Aujourd’hui, les vestiges de la centrale de Tchernobyl (réacteur n°4) sont recouverts d’une enveloppe interne en acier et en béton, appelée « sarcophage » et construite à la hâte après la catastrophe de 1986, et d’une enveloppe externe moderne, appelée « nouvelle enceinte de confinement ». En février 2025, cette structure métallique installée en 2016 – pour recouvrir le réacteur qui avait explosé en avril 1986 – avait été perforée par un drone russe. L’Ukraine a d’ailleurs, à maintes reprises, accusé la Russie de viser le site depuis le début de l’invasion, en 2022.

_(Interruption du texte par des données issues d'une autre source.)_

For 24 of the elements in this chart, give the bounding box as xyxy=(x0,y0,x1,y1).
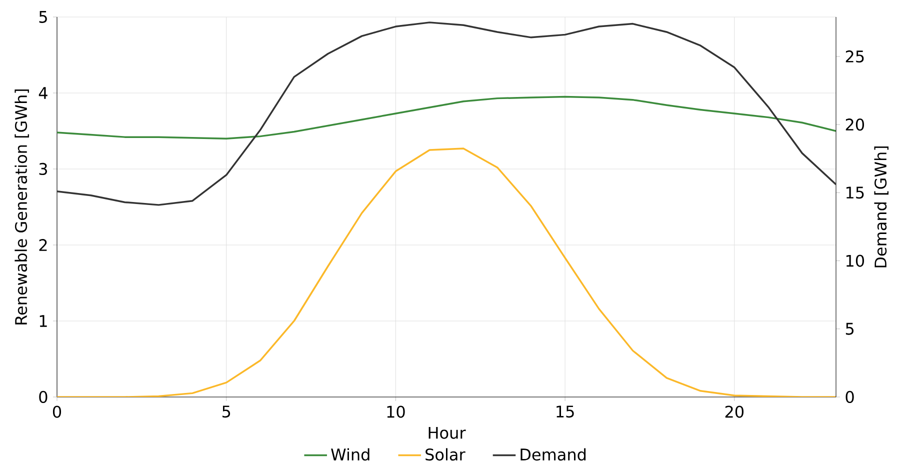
y-axis-title: Renewable Generation [GWh] xyxy=(14,90,29,324)
y2-tick-label: 20 xyxy=(846,118,864,131)
x-tick-label: 0 xyxy=(52,406,62,418)
y2-axis-title: Demand [GWh] xyxy=(874,146,888,268)
y2-tick-label: 25 xyxy=(846,50,864,63)
y2-tick-label: 10 xyxy=(846,254,864,267)
y2-tick-label: 15 xyxy=(846,186,864,199)
y-tick-label: 1 xyxy=(40,315,47,327)
x-tick-label: 10 xyxy=(387,406,405,418)
y-tick-label: 3 xyxy=(39,163,48,176)
y-tick-label: 5 xyxy=(39,11,47,24)
y-tick-label: 2 xyxy=(39,239,47,252)
x-tick-label: 20 xyxy=(725,406,744,418)
legend-label: Wind xyxy=(331,448,370,461)
x-tick-label: 15 xyxy=(556,406,574,418)
line-series xyxy=(57,22,836,206)
y2-tick-label: 0 xyxy=(846,391,854,404)
x-tick-label: 5 xyxy=(222,406,230,418)
y2-tick-label: 5 xyxy=(846,323,854,335)
y-tick-label: 4 xyxy=(38,87,48,99)
x-axis-title: Hour xyxy=(428,427,466,439)
legend-label: Demand xyxy=(520,448,586,461)
y-tick-label: 0 xyxy=(39,391,48,404)
legend-label: Solar xyxy=(426,448,466,461)
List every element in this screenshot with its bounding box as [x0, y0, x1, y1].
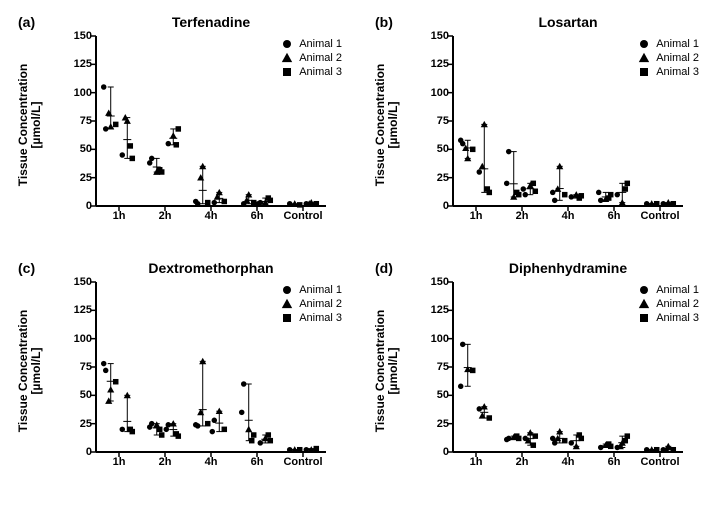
x-tick-label: 6h [251, 210, 264, 222]
panel-grid: (a) Terfenadine Tissue Concentration[µmol/… [18, 12, 708, 490]
x-tick-label: Control [640, 210, 679, 222]
x-tick-label: 1h [113, 210, 126, 222]
x-tick-label: 2h [159, 210, 172, 222]
panel-letter: (d) [375, 260, 393, 276]
y-tick-labels: 0255075100125150 [419, 282, 451, 452]
x-tick-label: 4h [562, 210, 575, 222]
y-tick-label: 150 [74, 276, 92, 288]
panel-b: (b)LosartanTissue Concentration[µmol/L]0… [375, 12, 705, 244]
y-tick-label: 75 [437, 361, 449, 373]
y-tick-label: 125 [74, 304, 92, 316]
y-tick-label: 100 [431, 333, 449, 345]
x-tick-labels: 1h 2h 4h 6h Control [453, 210, 683, 230]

Dans un rapport rendu public ce mardi 14 avril, Greenpeace avertit qu’en dépit de travaux de réparation, la fonction de confinement de la nouvelle enceinte n’a pas pu être « pleinement rétablie ». « Cela accroît le risque de rejets de radioactivité dans l’environnement, notamment en cas d’effondrement » de l’enveloppe interne, s’inquiète encore l’ONG.
« Quatre tonnes de poussières hautement radioactives »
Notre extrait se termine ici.